In the past few months the Institute of Economic Affairs in the UK announced it's annual award to the person who made great contributions to free enterprise during their working life. The recipient of this honour was Viscount Ridley, the Brits do love a Lord, who's main claim to notoriety in the UK was to be Chairman of The Northern Rock Bank, an institution that had existed since 1850. It started life has a building society and converted to a bank in 1997, following the trend advocated by the IEA and Thatcherite economic theology.
As a bank it adopted the prevailing economic ideology, and then some, and followed a highly risky loan strategy, which included giving borrowers mortgages of up to 125% of their properties value! The end result was that in 2007 it suffered the first run on a British bank in 150 years. It had customers lining up outside it branches demanding their money back! Over a few days they had to pay out $3B. But it wasn't enough and the Bank had to be nationalized at a cost of $40B to the UK taxpayer.
Yet the man who presided over this debacle, the 5th Viscount Ridley, instead of facing any sanctions or censure ends up, seven years later, being given an award for economic achievement!

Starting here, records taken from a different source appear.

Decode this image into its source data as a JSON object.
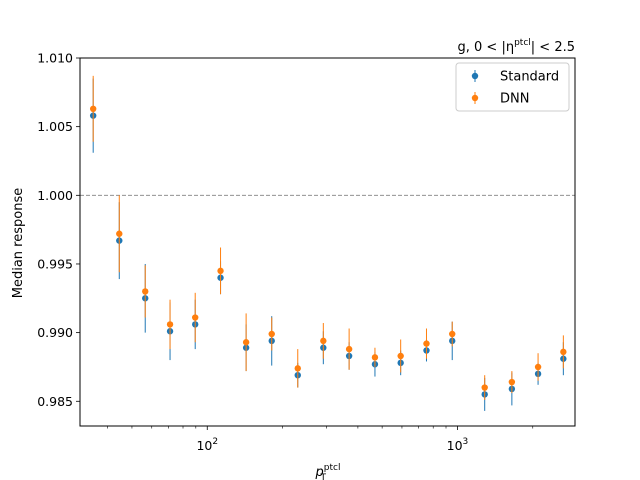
{
  "chart_data": {
    "type": "scatter",
    "annotation": "g, 0 < |η^ptcl| < 2.5",
    "xlabel": "p_T^ptcl",
    "ylabel": "Median response",
    "xscale": "log",
    "xlim": [
      31,
      2950
    ],
    "ylim": [
      0.9832,
      1.01
    ],
    "yticks": [
      "1.010",
      "1.005",
      "1.000",
      "0.995",
      "0.990",
      "0.985"
    ],
    "xticks": [
      "10^2",
      "10^3"
    ],
    "reference_line": 1.0,
    "legend_position": "top-right",
    "x": [
      35,
      44.5,
      56.5,
      71,
      89.5,
      113,
      143,
      181,
      230,
      291,
      369,
      468,
      593,
      752,
      953,
      1285,
      1650,
      2100,
      2650
    ],
    "series": [
      {
        "name": "Standard",
        "color": "#1f77b4",
        "values": [
          1.0058,
          0.9967,
          0.9925,
          0.9901,
          0.9906,
          0.994,
          0.9889,
          0.9894,
          0.9869,
          0.9889,
          0.9883,
          0.9877,
          0.9878,
          0.9887,
          0.9894,
          0.9855,
          0.9859,
          0.987,
          0.9881
        ],
        "err": [
          0.0027,
          0.0028,
          0.0025,
          0.0021,
          0.0018,
          0.0012,
          0.0017,
          0.0018,
          0.0009,
          0.0012,
          0.001,
          0.0009,
          0.0009,
          0.0008,
          0.0014,
          0.0012,
          0.0012,
          0.0008,
          0.0012
        ]
      },
      {
        "name": "DNN",
        "color": "#ff7f0e",
        "values": [
          1.0063,
          0.9972,
          0.993,
          0.9906,
          0.9911,
          0.9945,
          0.9893,
          0.9899,
          0.9874,
          0.9894,
          0.9888,
          0.9882,
          0.9883,
          0.9892,
          0.9899,
          0.986,
          0.9864,
          0.9875,
          0.9886
        ],
        "err": [
          0.0024,
          0.0028,
          0.0019,
          0.0018,
          0.0018,
          0.0017,
          0.0021,
          0.0012,
          0.0014,
          0.0013,
          0.0015,
          0.0007,
          0.0012,
          0.0011,
          0.0009,
          0.0009,
          0.0008,
          0.001,
          0.0012
        ]
      }
    ]
  }
}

A decision that would beggar's belief in rational world. Lose billions and get an award. The epitome of failing upwards.
So what does this mean in the project management world? We have an entrenched paradigm that is waterfall, and we have contending methods such as Critical Chain (which is a variation of waterfall) and Agile. Like the failed “efficient market” model in conventional economic theory education, waterfall is considered to be mandatory on all project courses, especially for beginners. So any “new or improved” PM model has to overthrow decades of conditioning and also to get the PM establishment to demote waterfall to a subset of models that only deal with well established technologies and methods. As the financial example above indicates getting any establishment to change is difficult even when the evidence of failure is over whelming.